Eight years after it was taken private in one of the largest leveraged buyouts in history, First Data Corp. is preparing to go public once again in an initial public offering that I suspect will generate large volumes of investor interest.first-data-ipo

The Atlanta-based payment-processing company has a lot going for it. First of all, by almost any measure it is massive. The company, which is probably best known for its STAR network of PIN-secured payments, handles almost half of all U.S. credit and debit card transactions, and processes about $1 trillion in debit card transactions each year.

Before you respond that the payments industry is rapidly evolving, keep in mind that First Data has evolved along with it for quite some time: The company was formed back in 1971 and it continues to innovate with new payment solutions and expand geographically.
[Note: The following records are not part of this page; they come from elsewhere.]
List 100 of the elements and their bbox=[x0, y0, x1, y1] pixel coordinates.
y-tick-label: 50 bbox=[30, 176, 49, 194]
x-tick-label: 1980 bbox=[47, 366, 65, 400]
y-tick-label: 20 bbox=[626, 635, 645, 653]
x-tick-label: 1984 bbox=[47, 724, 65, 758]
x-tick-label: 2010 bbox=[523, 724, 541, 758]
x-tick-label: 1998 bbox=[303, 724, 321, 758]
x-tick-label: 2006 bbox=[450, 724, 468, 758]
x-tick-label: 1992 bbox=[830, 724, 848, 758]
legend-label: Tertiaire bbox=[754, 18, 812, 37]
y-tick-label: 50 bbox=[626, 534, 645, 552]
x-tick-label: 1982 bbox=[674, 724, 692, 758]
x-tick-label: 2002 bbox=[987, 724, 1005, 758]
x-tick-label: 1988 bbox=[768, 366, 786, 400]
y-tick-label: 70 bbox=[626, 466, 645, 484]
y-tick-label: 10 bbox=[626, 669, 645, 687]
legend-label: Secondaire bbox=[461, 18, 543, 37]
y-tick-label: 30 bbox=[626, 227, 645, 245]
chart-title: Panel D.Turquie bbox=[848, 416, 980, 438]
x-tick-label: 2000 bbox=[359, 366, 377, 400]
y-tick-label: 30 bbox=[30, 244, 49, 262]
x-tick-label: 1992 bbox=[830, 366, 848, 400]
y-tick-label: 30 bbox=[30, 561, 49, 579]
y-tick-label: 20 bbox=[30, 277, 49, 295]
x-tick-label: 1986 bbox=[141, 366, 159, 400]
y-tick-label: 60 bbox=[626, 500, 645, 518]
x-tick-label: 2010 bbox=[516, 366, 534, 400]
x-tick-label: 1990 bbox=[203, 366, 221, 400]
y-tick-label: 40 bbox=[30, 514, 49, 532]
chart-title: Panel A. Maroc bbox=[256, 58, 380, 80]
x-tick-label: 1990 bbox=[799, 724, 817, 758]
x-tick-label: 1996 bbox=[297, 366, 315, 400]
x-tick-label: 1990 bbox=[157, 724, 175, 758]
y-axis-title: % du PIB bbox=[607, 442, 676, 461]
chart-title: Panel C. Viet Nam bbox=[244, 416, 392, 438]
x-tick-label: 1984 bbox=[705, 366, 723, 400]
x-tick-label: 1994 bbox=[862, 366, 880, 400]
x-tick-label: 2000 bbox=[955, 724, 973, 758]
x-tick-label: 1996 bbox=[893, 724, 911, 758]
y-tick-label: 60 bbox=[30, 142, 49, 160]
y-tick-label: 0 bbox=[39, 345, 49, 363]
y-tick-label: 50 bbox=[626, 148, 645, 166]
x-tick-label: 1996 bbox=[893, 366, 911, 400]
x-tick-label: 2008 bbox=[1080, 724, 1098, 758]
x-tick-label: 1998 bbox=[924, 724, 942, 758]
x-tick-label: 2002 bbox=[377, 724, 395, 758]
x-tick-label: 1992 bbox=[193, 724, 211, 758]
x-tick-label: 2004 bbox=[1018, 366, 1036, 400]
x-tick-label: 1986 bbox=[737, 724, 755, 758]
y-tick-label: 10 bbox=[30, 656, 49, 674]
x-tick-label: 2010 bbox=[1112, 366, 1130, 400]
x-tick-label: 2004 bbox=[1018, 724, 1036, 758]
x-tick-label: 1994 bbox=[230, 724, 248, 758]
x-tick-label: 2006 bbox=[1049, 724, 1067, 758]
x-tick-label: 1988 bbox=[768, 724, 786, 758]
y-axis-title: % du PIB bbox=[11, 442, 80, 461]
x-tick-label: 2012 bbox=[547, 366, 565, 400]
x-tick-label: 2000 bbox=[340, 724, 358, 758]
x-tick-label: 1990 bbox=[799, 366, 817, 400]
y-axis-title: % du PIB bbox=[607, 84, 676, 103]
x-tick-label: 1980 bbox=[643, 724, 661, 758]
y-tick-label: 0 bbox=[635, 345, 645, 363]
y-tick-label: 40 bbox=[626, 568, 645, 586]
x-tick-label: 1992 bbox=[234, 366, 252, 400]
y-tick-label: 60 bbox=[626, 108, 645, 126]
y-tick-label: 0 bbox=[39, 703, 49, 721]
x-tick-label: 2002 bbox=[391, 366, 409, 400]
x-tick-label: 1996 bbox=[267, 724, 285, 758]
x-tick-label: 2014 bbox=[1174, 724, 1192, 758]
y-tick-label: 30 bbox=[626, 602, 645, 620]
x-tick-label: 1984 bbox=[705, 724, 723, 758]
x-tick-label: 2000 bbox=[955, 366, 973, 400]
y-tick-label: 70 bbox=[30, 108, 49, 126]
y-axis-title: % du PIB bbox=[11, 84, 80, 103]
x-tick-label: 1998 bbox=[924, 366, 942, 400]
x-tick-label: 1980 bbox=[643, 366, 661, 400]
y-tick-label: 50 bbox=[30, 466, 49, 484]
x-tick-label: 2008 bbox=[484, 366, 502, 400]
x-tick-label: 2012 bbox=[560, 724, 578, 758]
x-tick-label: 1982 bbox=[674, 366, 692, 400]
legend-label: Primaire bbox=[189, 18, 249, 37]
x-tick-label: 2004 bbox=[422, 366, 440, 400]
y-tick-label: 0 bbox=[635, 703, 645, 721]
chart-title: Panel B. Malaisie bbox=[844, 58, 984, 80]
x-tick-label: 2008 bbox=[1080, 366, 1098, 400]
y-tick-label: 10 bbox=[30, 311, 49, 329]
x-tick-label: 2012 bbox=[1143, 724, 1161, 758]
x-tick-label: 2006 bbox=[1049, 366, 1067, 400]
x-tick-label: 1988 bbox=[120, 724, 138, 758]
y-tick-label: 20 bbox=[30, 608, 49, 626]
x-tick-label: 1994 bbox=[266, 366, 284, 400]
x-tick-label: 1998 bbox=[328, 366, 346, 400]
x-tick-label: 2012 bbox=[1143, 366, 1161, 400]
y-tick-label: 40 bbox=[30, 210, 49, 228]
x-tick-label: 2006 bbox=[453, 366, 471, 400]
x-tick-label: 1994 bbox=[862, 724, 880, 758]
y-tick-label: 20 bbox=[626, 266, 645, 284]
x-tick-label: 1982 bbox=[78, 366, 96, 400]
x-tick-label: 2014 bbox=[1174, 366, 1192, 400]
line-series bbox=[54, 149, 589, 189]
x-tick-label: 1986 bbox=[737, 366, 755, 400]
In addition, it is a business located at the intersection of business-to-business technology and consumer services, which makes it easy for investors to understand, and, the dominant player in a pretty significant niche.

First Data IPO Value

First Data, which was taken private in a $29 billion buyout by Kohlberg Kravis Roberts in 2007, recently announced that it would go public at between $18 and $20 a share. The deal would raise about $3.2 billion and put the company’s value around $16.7 billion. KKR would continue to hold a majority stake.

Now, IPOs inevitably raise the question of a company’s inherent value. Investors need to take care not to get so caught up in a company’s high profile that they pay too much for its stock. For First Data stock, this is a particularly tough calculation.

On the face of it, an IPO that puts its value at $16.7 billion would mean that the company is worth only a little more than half what KKR paid for it back in 2007. But that buyout occurred at a time that in hindsight was pretty frothy, just before the economy was pulled into the Great Recession. And the heavy debt load that First Data assumed has weighed it down and kept it unprofitable for years.

In First Data’s latest second quarter, it lost $26 million, as sales grew by a modest 1% to $2.9 billion.

A Pile of Debt

So, what is the company worth? Until the stock actually goes public and the market makes its own calculations, it’s going to be difficult to value this company.

On the plus side, I’d note that the planned offering price puts the company’s value well below what KKR paid. It would also relieve it of some of its burdensome debt, which should help position it to generate a profit. Sales growth is pretty slow, but if First Data is not a growth play, it is a very dominant player in a massive industry. That’s worth a lot.

So I’d say the First Data IPO presents a great opportunity for investors, presuming they can buy it near the IPO price. There’s always the chance it will hit the ground running, in which case we may have to wait and see where the dust settles.